Behavioural hacking people is certainly cheaper then making them happy, and the ultimate hack - is heroine. The final form of all unchecked buisnesses is virtual drug dealing. Invest now into the ultimate society meltdown..
Or, consumers grow more and more resistant to the BS. Ultimately, we insist on authentic experiences, not virtual fakery.
This is true but I'm observing more and more casual players and just regular humans begin to catch up and become resistant. They understand they're being addicted and milked and started pulling back.
Increasingly? Have you seen what mobile games make? Blizzard didn't make Diablo Immortal for the fans. They made it for the money. And people paid.
If you remotely believe in money talking, than yes, the market has been actively disinsentivizing devs from making good, unpolluted, games for a LONG time now.
Sorry what?
What I meant to say: a game studio dropping 2000 employees seem like A LOT until you consider it's Microsoft and it's "just" 8% of their workforce.
You're looking at it just like how Microsoft did, either way 2000 people lost their jobs. And I'm down voted for some reason.
As long as they don't fire the Starcraft 2 intern I am good.

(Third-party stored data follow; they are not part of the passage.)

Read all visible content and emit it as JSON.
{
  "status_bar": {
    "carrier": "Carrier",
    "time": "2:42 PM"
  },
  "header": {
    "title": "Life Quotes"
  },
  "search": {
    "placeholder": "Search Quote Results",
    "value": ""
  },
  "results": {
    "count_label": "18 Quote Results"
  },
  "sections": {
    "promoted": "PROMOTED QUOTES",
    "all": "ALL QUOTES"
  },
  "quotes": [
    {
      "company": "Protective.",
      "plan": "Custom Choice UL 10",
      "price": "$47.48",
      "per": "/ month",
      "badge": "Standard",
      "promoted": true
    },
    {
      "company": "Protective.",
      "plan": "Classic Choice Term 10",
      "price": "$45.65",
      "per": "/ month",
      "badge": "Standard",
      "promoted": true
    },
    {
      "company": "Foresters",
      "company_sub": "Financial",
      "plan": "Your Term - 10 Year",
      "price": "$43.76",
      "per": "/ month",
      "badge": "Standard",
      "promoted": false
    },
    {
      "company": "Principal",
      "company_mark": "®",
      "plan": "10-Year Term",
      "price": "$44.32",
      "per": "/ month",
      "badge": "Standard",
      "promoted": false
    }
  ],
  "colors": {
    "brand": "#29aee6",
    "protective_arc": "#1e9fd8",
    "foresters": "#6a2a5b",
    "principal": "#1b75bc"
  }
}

I bet they could get Lowko to do it for free.
I recently saw that ZeroSpace is raising money. Looks like StarCraft 2 and the investor brochure confirmed that there's lots of ex-Blizzard on the team.
Are you mixing it up with Stormgate? ZeroSpace doesn't have much if any ex-Blizzard on the team, do they?
The 22,000 number makes it look better, yet if they're "mostly" coming out of the Blizactivision employees, then the real math is ~1900/9200 (Wikipedia article number), or 20%. So, welcome to Microsoft, there goes 1/5 of your coworkers.
Quick web search indicates that Activision Blizzard was 13,000 before MS bought them and Zenimax was 2,300. I have no idea how they split that layoff up, but 1,900 of ~15,300 (or 12.4%) is more accurate.